Hugo ouvrit sa porte avec violence et sentit qu'il perdait prise. Béa avait trouvé la clé et avait rouvert la boîte et ce qu'elle contenait. Il se doucha avec Mia plein la tête. Avec le souvenir de ses longs cheveux roux, de ses beaux yeux marron désormais encore plus envoûtants, de la couleur de l'or en fusion et de la douceur de ses lèvres collées contre les siennes. Il se rappela le soir où ils rentraient d'une séance à Palmilude et qu'il l'avait aperçue dans la douche des filles, ses cheveux dégoulinants de shampoing, son corps ruisselant de savon. Il n'avait pas su détourner son regard et cela avait été un père de famille qui avait dû le rappeler à l'ordre d'un coup d'épaule. Il se remémora leurs étreintes langoureuses, leurs caresses. Elle était si belle, dans ses souvenirs. Faire sa vie sans elle ? C'était impossible. Il se rendit compte que tout ce temps, la blessure ne s'était jamais cicatrisée, elle était simplement restée en suspend. Et puis, il se réveilla et sut, alors que l'eau brûlante lui brûlait la peau, qu'il était inutile de s'approfondir sur le sujet. Mia faisait partie d'une époque révolue. Ils ne vivaient plus sur le même monde, elle allait rencontrer un gentil petit gars qui, fou amoureux, allait la demander en mariage et lui faire les beaux enfants dont elle rêvait.
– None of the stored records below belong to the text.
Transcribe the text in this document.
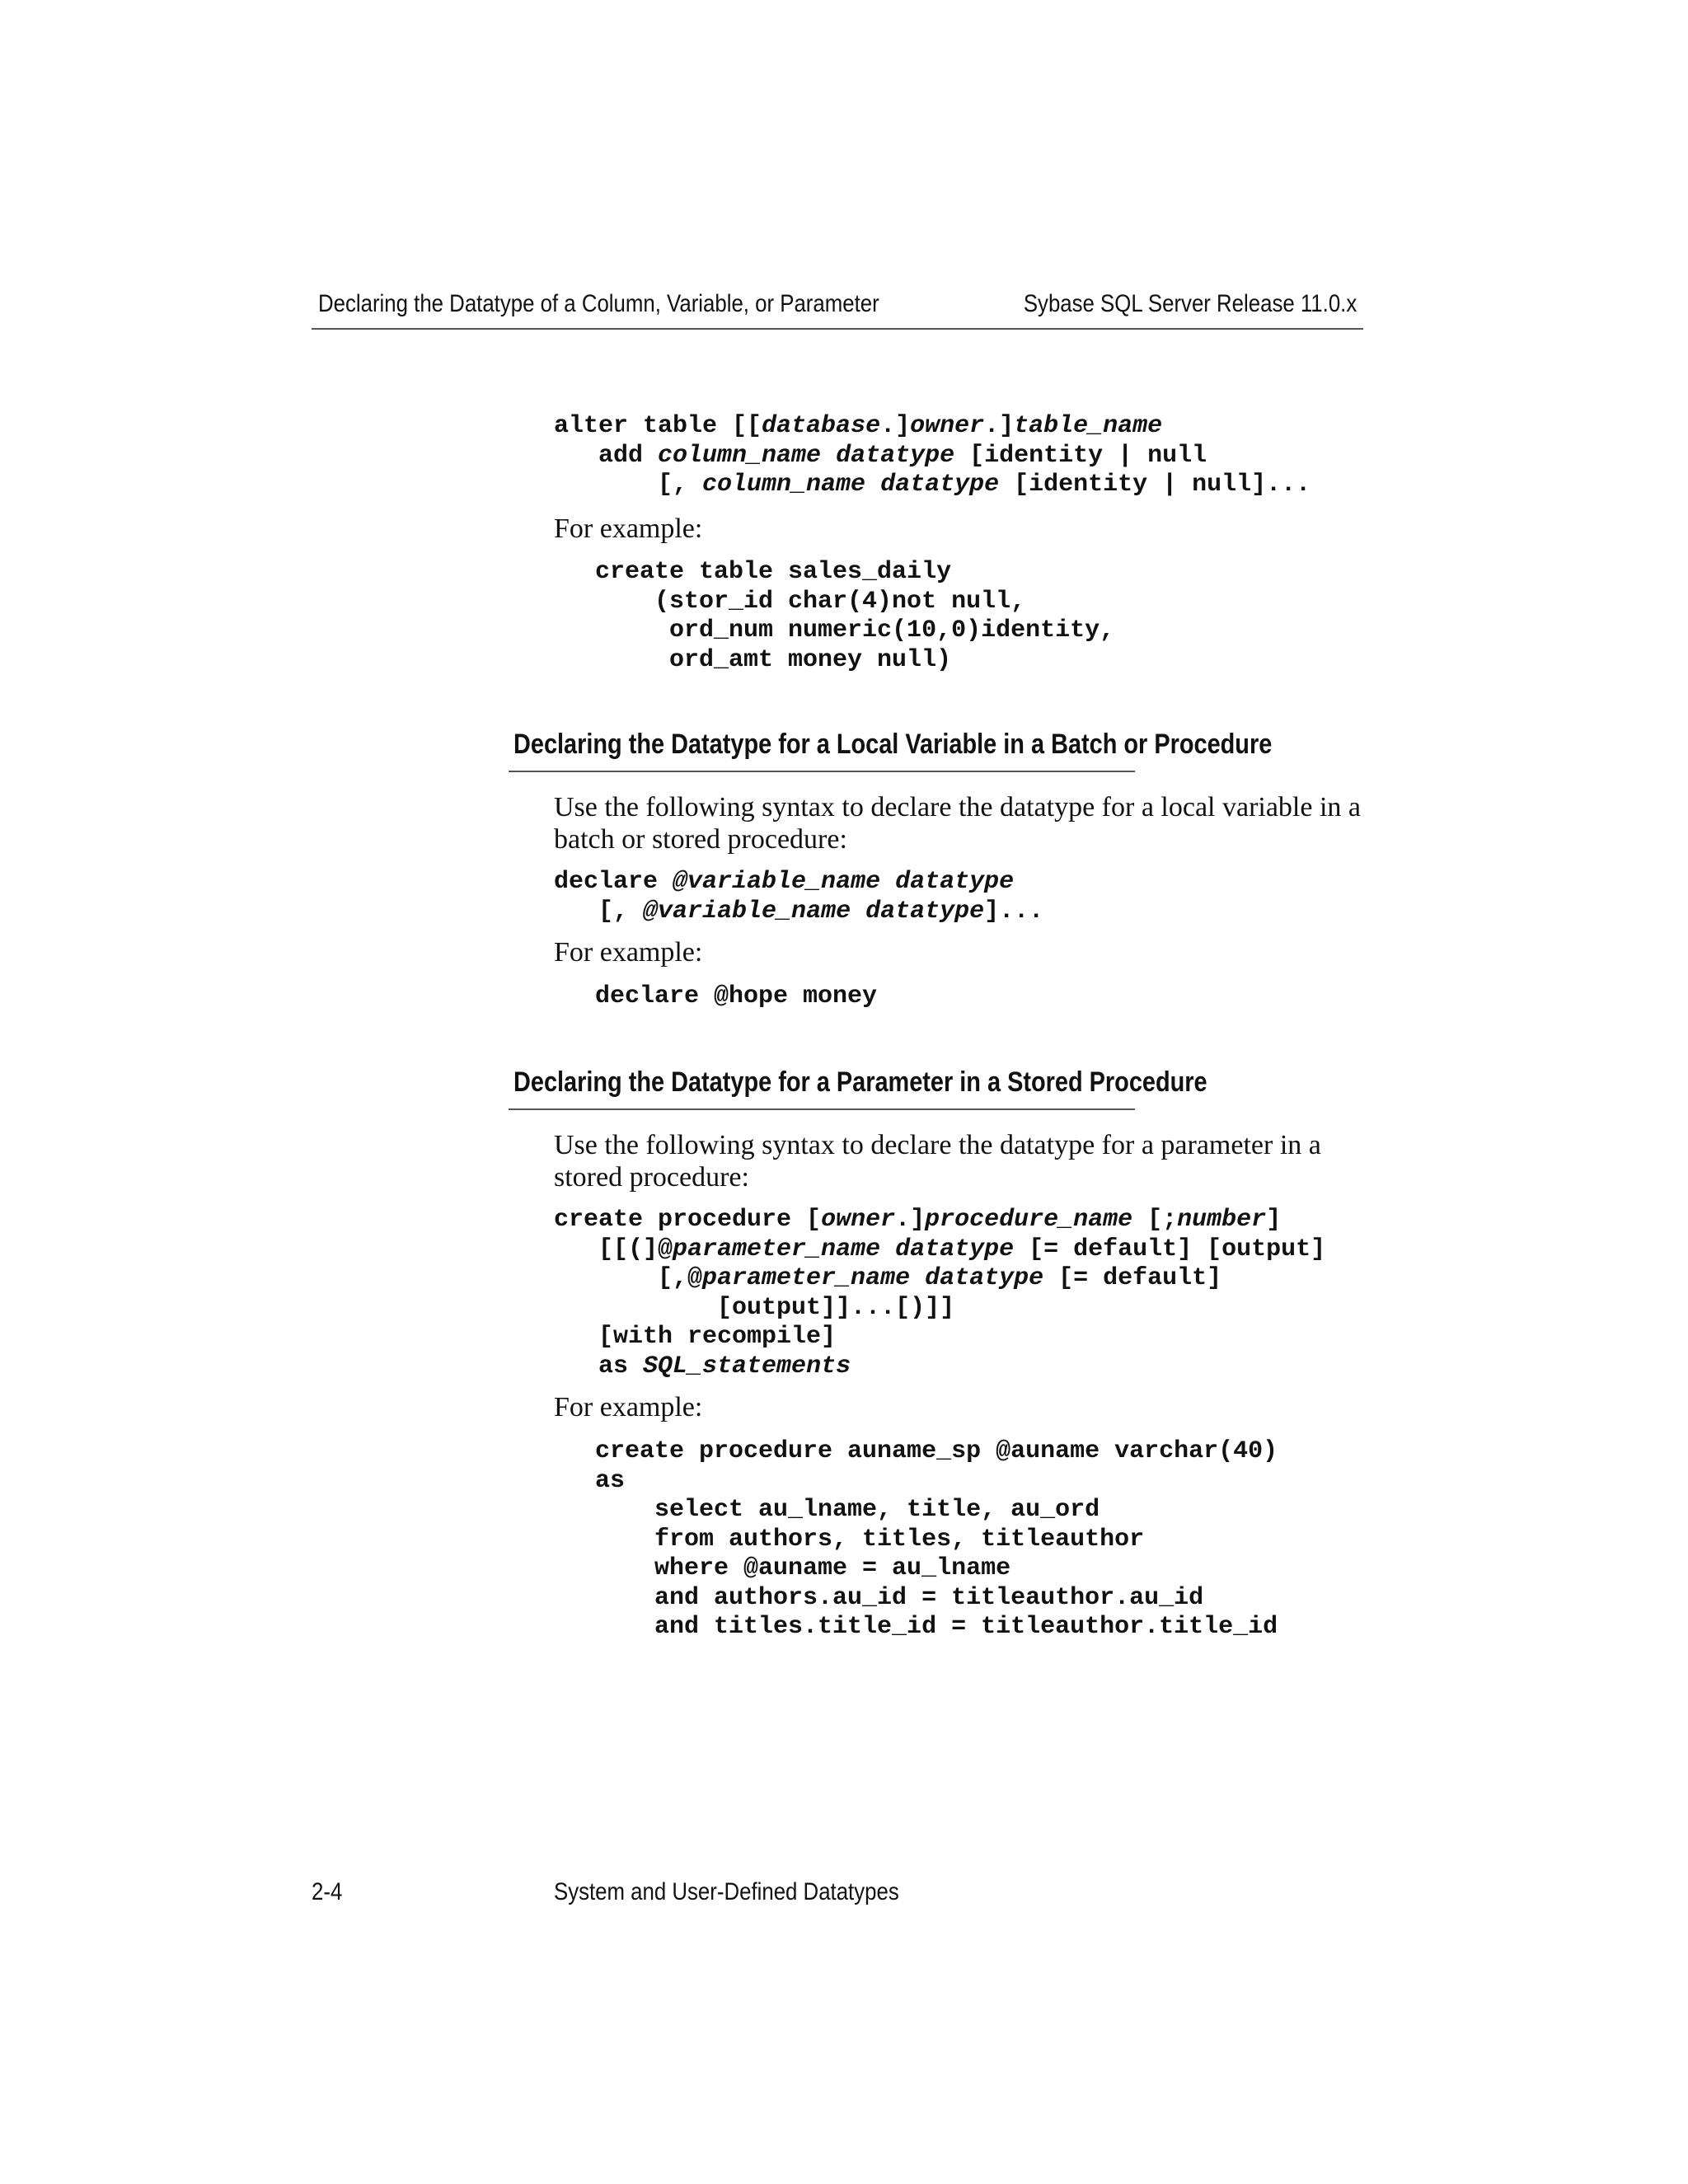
Declaring the Datatype of a Column, Variable, or Parameter	Sybase SQL Server Release 11.0.x
alter table [[database.]owner.]table_name
add column_name datatype [identity | null
[, column_name datatype [identity | null]...

For example:

create table sales_daily
(stor_id char(4)not null,
ord_num numeric(10,0)identity,
ord_amt money null)
Declaring the Datatype for a Local Variable in a Batch or Procedure

Use the following syntax to declare the datatype for a local variable in a batch or stored procedure:

declare @variable_name datatype
[, @variable_name datatype]...

For example:

declare @hope money
Declaring the Datatype for a Parameter in a Stored Procedure

Use the following syntax to declare the datatype for a parameter in a stored procedure:

create procedure [owner.]procedure_name [;number]
[[(]@parameter_name datatype [= default] [output]
[,@parameter_name datatype [= default]
[output]]...[)]]
[with recompile]
as SQL_statements

For example:

create procedure auname_sp @auname varchar(40)
as
select au_lname, title, au_ord
from authors, titles, titleauthor
where @auname = au_lname
and authors.au_id = titleauthor.au_id
and titles.title_id = titleauthor.title_id
2-4	System and User-Defined Datatypes
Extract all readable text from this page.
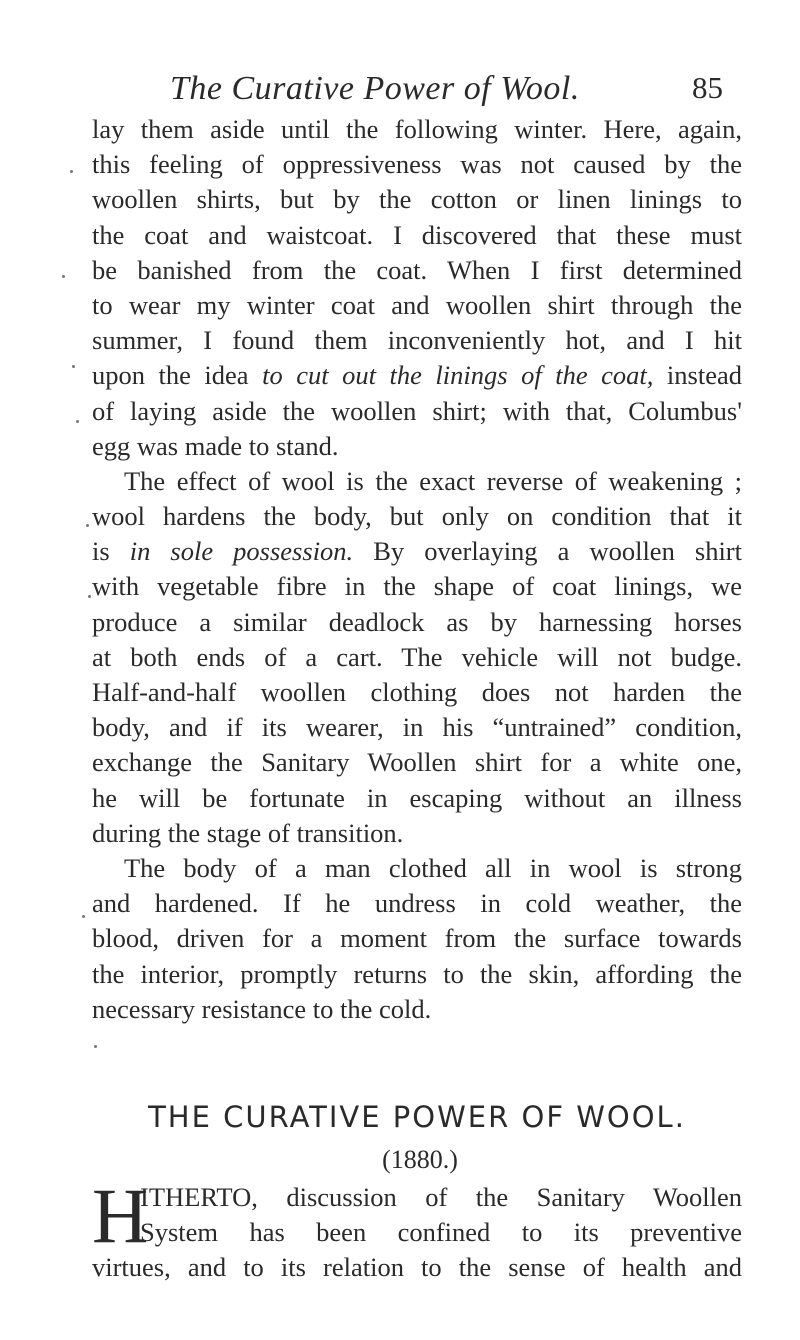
The Curative Power of Wool.	85
lay them aside until the following winter. Here, again,
this feeling of oppressiveness was not caused by the
woollen shirts, but by the cotton or linen linings to
the coat and waistcoat. I discovered that these must
be banished from the coat. When I first determined
to wear my winter coat and woollen shirt through the
summer, I found them inconveniently hot, and I hit
upon the idea to cut out the linings of the coat, instead
of laying aside the woollen shirt; with that, Columbus'
egg was made to stand.
The effect of wool is the exact reverse of weakening ;
wool hardens the body, but only on condition that it
is in sole possession. By overlaying a woollen shirt
with vegetable fibre in the shape of coat linings, we
produce a similar deadlock as by harnessing horses
at both ends of a cart. The vehicle will not budge.
Half-and-half woollen clothing does not harden the
body, and if its wearer, in his “untrained” condition,
exchange the Sanitary Woollen shirt for a white one,
he will be fortunate in escaping without an illness
during the stage of transition.
The body of a man clothed all in wool is strong
and hardened. If he undress in cold weather, the
blood, driven for a moment from the surface towards
the interior, promptly returns to the skin, affording the
necessary resistance to the cold.
THE CURATIVE POWER OF WOOL.
(1880.)
H
ITHERTO, discussion of the Sanitary Woollen
System has been confined to its preventive
virtues, and to its relation to the sense of health and
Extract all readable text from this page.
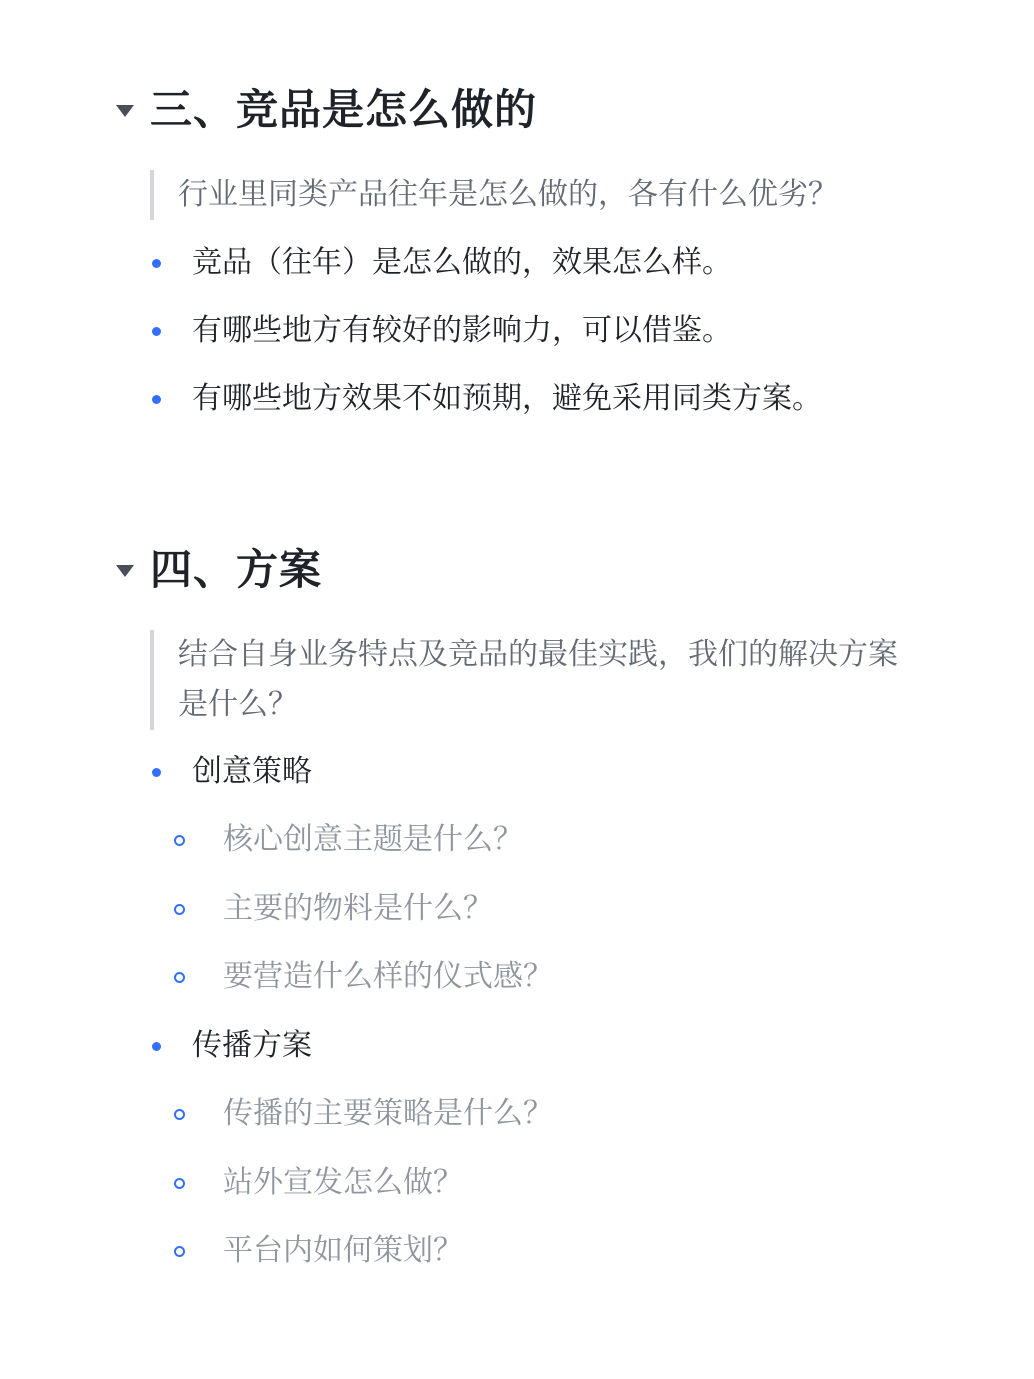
三、竞品是怎么做的
行业里同类产品往年是怎么做的，各有什么优劣？
竞品（往年）是怎么做的，效果怎么样。
有哪些地方有较好的影响力，可以借鉴。
有哪些地方效果不如预期，避免采用同类方案。
四、方案
结合自身业务特点及竞品的最佳实践，我们的解决方案是什么？
创意策略
核心创意主题是什么？
主要的物料是什么？
要营造什么样的仪式感？
传播方案
传播的主要策略是什么？
站外宣发怎么做？
平台内如何策划？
Elle aurait vite fait de l'oublier car les Humains, et le caractère de Mia était plus Humain que n'importe qui d'autre, avaient la mémoire courte. Alors que lui, il n'oublierait jamais. Et il souffrait déjà de savoir qu'il ne serait pas l'homme avec qui la jeune fille se réveillerait le matin, qu'il ne serait pas le père de ses enfants. Et il mourait de jalousie à l'idée que quelqu'un d'autre le soit à sa place.

Hugo quitta la douche avec fureur. Pourquoi avait-il fallu que Béa rouvre cette fichue boîte ! Mia était son fléau, le fardeau qu'il portait et qui entravait l'accès à son bonheur. Parfois, dans des moments de lucidité intense, il désirait ne l'avoir jamais rencontrée. Il s'essuya les cheveux et décida résolument de fermer la boîte de nouveau. Pas question de redevenir l'ombre de lui-même une fois encore. Si Béa ne comprenait pas que Mia lui était interdite et qu'il était trop douloureux pour lui de penser à elle, tant pis. Mia vivait bien tranquillement sur Terre et lui, devait refaire sa vie du mieux qu'il pouvait. La savoir en sécurité était tout ce qu'il demandait.